Hi: I'm curious as to what a "sane" number of underlyings is to trade. I watch/trade a list of 30 high Beta stocks with Weekly's. Anymore than that and I begin to feel overwhelmed. What is everyone else thinking/doing in terms of a comfortable number to watch/trade? Thanks
Watch 3 closely; trade 1 mostly. Watch 10 idly; thinking about trading them, but let's not be hasty. Watch 100 out of the slightest curiusity -- trade them maybe once a year...... Depends too on where you're going with weekly(s). Work 'em far out, and there's less to do. Work 'em close, and when the market moves, you'll be scrambling *very* hard. (A great way to lose money.) Wait for one of those 3% days -- that will make clear what what a smart workload is. OR, put 'em into a basket, that you can evaluate with a single line of data, and trade with a single click.
ATRP2iz has a good list, watch Index, Currencies, Bonds, Oil, and Gold, those are the big ones that will move the market, i only have them on a quick glance, to determine long/short bias, like if the markets cratering you dont wanna be buying breakouts, its just an overall view, then i make a short list of 9 stocks every day, and of those 9, I have 2 ideas that im going to take right off the open if the stock does what i think its going to do. Most days i dont stray very far from the 2 best ideas, might trade 1 or 2 new ideas that pop up on the scan but mostly, i just keep adding in too my two if its going my way or keep trading it on the same side i thought it was going to go before market. The 9 charts i keep on other screen is just so i can glance over and see if anything is really obvious when the main 2 dont pan out. (only reason its 9 is cause 9 takes up 1 screen) but dont get yourself too hung up on a million stocks otherwise your going to feel like you missed everything. And your going to get confused, the way i see some newbs trade its a goddamn miracle they are able to do anything with how much their paying attention too. Ive seen guys with 4 screens full of charts and they dont short list it and they just think they are going to look over and buy or sell what looks good, it rarely works.
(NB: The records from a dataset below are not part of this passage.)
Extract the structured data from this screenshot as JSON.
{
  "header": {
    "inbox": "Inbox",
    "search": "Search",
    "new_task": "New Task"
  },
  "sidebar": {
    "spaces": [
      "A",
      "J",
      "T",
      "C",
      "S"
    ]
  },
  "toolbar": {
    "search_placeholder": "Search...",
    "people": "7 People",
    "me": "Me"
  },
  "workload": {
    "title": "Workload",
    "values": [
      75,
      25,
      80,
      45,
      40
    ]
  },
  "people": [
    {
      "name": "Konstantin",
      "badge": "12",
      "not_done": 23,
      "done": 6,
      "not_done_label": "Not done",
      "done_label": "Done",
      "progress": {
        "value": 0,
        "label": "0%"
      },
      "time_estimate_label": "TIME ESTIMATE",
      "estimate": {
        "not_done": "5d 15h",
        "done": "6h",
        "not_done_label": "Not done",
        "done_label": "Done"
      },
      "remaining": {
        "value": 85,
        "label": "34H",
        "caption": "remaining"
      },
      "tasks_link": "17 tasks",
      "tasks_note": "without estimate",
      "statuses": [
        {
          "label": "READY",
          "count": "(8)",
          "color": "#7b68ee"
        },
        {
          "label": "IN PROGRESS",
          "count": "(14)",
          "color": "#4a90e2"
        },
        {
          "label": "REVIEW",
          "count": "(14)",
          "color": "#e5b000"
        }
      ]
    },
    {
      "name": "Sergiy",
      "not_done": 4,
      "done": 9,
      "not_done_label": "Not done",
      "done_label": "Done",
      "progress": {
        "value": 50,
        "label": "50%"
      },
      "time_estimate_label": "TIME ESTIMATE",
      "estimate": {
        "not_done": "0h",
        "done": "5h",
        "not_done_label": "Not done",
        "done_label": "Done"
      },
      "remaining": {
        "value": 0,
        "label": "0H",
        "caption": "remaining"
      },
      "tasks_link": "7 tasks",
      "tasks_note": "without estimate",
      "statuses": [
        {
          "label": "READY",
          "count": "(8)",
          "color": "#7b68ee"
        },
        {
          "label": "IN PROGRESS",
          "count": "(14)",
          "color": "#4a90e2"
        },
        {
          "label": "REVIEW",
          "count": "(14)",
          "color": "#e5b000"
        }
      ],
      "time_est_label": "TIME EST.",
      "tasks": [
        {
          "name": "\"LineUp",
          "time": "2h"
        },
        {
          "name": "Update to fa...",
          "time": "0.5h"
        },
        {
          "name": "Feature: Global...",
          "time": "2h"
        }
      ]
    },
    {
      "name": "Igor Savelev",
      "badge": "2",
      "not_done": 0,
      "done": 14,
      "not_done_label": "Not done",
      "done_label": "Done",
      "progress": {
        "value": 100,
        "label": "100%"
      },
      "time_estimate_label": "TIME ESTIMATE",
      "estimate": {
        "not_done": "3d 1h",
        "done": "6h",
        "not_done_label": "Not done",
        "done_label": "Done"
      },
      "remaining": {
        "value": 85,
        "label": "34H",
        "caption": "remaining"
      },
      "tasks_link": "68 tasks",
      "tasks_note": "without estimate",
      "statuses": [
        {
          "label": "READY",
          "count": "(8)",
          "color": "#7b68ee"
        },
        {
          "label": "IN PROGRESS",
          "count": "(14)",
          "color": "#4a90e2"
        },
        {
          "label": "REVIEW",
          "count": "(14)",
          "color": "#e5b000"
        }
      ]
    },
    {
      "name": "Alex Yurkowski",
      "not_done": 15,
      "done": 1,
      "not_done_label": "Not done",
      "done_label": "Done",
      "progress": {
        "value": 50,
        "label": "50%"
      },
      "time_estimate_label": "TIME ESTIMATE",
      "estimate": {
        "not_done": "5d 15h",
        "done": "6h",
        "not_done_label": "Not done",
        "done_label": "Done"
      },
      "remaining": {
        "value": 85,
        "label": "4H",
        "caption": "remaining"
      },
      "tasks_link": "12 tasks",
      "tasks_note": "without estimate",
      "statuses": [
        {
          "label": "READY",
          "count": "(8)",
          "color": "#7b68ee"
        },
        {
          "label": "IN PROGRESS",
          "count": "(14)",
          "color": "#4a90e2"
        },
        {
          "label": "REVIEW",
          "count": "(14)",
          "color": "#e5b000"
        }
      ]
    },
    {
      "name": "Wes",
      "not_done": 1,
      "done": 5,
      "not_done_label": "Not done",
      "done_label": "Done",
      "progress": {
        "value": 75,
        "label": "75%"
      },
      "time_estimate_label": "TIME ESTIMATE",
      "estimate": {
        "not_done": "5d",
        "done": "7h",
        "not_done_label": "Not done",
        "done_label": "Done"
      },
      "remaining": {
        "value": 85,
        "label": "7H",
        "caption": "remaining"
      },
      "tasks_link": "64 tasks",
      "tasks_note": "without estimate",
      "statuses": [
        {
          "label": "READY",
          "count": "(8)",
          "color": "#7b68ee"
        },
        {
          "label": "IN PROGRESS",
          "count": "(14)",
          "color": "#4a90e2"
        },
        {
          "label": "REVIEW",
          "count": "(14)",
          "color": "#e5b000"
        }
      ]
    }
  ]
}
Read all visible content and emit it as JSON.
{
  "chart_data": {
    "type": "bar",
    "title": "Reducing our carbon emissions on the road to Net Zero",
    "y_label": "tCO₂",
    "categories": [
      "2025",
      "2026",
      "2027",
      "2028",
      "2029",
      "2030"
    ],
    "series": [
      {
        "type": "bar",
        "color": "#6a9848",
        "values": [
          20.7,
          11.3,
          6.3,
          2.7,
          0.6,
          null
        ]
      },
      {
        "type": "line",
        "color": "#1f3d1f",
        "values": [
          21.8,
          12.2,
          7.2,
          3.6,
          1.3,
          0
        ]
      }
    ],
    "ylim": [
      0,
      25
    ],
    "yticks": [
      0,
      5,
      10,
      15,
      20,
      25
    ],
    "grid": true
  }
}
np feel free to ask away, the other thing id recommend anyone starting out is see if you can find a mentor, ive been trading for ten years and i still have a mentor i fall back on, hes been trading since the 90's, its an up and down business your going to go through tough times, its how you keep your wits about you during the hard times that will make or break you, thats why its nice having a mentor. I literally owe everything i have to my mentor.
Stocks Dow 30 and next 20 with high volume/options, NAQ/ETF 15/5 high vol/options, and 40 plus commodities-try to do always in approach, 95% automation. When I started, I did 3 stocks and that was it, wished I had worked more on risk than profit.
I check 200+ instruments/products everyday on all markets: Forex, Commodities, Futures, Indexes and Stocks.